A few minutes later I swim over to the waterfall. As Agustín had done, I find my footing on the bed of the pool, then lean back into the shifting, turbulent veil of water. A thousand little fists punch my shoulders, a thousand cold wasps sting my skin.
I close my eyes, feel skin and scalp and spirit ringing and singing. It elates me. This river has an aura into which we have passed, I think, and which is changing our being, enlivening us. Would a dying river do this?

It seems clear to me then, in that strange, bright water, that to say a river is alive is not an anthropomorphic claim. A river is not a human person, nor vice versa. Each withholds from the other in different ways. To call a river alive is not to personify a river, but instead further to deepen and widen the category of ‘life’, and in so doing — how had George Eliot put it? — ‘enlarge the imagined range for self to move in’.

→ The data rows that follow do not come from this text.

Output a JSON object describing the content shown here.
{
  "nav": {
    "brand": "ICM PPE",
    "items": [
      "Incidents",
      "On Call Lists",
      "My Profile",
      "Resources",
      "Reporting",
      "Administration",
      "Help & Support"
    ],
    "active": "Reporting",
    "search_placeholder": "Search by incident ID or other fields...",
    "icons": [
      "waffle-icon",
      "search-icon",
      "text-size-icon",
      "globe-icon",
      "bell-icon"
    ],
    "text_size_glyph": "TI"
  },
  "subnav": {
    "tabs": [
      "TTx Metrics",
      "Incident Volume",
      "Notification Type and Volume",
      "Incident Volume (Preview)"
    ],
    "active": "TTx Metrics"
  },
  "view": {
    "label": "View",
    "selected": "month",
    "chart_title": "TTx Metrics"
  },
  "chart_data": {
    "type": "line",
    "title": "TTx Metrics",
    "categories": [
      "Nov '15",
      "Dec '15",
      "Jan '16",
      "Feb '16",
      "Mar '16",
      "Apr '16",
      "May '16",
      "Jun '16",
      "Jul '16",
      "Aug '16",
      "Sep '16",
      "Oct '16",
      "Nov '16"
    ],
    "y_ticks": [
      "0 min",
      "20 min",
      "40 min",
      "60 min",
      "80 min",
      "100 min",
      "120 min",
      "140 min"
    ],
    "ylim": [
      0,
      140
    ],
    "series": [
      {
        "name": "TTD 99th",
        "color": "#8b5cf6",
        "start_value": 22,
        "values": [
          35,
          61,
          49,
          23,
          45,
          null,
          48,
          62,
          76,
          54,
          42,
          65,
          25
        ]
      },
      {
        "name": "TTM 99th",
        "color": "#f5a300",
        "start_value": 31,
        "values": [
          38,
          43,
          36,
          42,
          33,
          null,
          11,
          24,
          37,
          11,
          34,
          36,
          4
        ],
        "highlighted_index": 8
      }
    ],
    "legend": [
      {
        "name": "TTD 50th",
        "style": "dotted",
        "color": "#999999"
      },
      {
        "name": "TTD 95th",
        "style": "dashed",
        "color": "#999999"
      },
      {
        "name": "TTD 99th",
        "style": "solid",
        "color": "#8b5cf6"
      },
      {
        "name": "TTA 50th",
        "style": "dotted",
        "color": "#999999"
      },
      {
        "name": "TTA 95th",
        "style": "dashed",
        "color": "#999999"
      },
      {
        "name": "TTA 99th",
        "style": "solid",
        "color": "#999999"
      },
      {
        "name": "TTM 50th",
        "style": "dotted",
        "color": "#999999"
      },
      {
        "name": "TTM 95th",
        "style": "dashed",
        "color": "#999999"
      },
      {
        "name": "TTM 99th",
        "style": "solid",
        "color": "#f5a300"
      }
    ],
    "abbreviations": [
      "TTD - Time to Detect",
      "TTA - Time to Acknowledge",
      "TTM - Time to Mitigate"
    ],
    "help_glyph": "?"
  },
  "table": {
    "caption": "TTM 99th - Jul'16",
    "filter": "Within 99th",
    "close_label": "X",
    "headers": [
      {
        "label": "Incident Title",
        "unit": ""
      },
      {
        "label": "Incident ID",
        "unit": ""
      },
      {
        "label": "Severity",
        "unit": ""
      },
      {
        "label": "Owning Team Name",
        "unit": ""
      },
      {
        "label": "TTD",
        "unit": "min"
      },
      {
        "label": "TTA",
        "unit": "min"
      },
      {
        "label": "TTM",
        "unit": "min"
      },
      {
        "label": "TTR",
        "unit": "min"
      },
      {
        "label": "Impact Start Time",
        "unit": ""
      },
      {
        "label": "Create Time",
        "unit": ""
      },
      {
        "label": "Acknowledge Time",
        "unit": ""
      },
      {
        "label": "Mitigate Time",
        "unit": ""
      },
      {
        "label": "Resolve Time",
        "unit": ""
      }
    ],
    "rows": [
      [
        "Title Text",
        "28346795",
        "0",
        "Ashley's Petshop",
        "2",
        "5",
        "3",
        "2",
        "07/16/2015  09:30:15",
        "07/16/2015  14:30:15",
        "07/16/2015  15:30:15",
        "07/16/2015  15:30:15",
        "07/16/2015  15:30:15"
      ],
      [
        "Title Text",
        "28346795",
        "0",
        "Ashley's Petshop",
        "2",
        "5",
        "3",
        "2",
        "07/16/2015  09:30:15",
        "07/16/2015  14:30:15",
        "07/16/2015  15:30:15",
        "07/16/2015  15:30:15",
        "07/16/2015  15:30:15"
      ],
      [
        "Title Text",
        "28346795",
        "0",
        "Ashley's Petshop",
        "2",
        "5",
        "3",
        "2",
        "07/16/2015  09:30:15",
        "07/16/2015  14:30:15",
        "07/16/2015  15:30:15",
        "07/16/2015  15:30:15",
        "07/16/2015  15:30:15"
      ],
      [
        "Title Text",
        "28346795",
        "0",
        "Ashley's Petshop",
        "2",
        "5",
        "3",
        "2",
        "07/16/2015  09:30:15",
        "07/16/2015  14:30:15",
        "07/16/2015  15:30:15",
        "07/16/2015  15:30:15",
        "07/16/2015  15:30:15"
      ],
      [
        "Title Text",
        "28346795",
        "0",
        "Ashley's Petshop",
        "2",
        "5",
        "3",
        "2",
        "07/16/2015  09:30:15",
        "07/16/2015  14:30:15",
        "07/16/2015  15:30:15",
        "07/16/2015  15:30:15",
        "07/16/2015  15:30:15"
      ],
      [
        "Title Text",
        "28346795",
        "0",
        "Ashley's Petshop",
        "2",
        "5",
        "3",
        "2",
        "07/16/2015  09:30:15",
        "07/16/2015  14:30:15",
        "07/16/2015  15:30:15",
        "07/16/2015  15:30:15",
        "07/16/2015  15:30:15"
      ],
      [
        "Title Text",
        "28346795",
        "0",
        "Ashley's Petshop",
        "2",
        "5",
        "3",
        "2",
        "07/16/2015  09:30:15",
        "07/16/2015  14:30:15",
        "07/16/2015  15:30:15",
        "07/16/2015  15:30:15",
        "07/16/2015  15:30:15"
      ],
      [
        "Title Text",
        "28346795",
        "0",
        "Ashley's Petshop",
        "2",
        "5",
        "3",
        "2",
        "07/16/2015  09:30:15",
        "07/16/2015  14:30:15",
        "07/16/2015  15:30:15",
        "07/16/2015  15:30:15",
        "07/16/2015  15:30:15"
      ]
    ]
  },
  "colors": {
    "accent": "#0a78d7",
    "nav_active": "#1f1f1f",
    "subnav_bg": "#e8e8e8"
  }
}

“To call a river alive is not to personify a river, but instead further to deepen and widen the category of ‘life’…”
But then I’m counterstruck by the sheer, incorrigible weirdness of this white water, by the profoundly alien presence of the river — and all that I’ve just thought feels too easy, too pat. Is this thing I’m in really alive? By whose standards? By what proof? As for speaking to or for a river, or comprehending what a river wants — well, where would you even start with that process? Surely all our attempts to bend the law round so that it recognizes the rights of rivers or forests will only end up with human proxies, jockeying for their own positions and speaking in incorrigibly human voices — ventriloquizing ‘river’ and ‘forest’ in a kind of cos-play animism.
We could call it the ‘Solaris Problem’ — the question of how on earth to open a plausible line of communications with a river — after Stanislaw Lem’s 1961 SF novel Solaris, about a planet whose ocean behaves in ways that perplex the usual mechanistic reductions of water to matter. In ways, in fact, which seem to human observers to be intentional, sentient . . . alive. Entire institutes become dedicated to the study of ‘solaristics’: theoretical attempts to comprehend the ocean’s properties and ontology, and practical attempts to establish contact with it. All methodologies, however, prove futile.
Standing there with the water clattering my skull — as I clumsily, hopelessly probe the River of the Cedars for legibility, for utterance — a line from Lem’s novel bounces into my brain: How can you hope to communicate with the ocean if you can’t even understand one another?
I notice Giuliana has swum to a corner of the pool and is floating there quietly, looking downstream, facing away from the rest of us.
I think that it’s unlike her not to be whooping, not to be at the centre of the party.
I wonder if she is dreaming or remembering.
Then I see that she is crying, adding her tears to the river’s flow.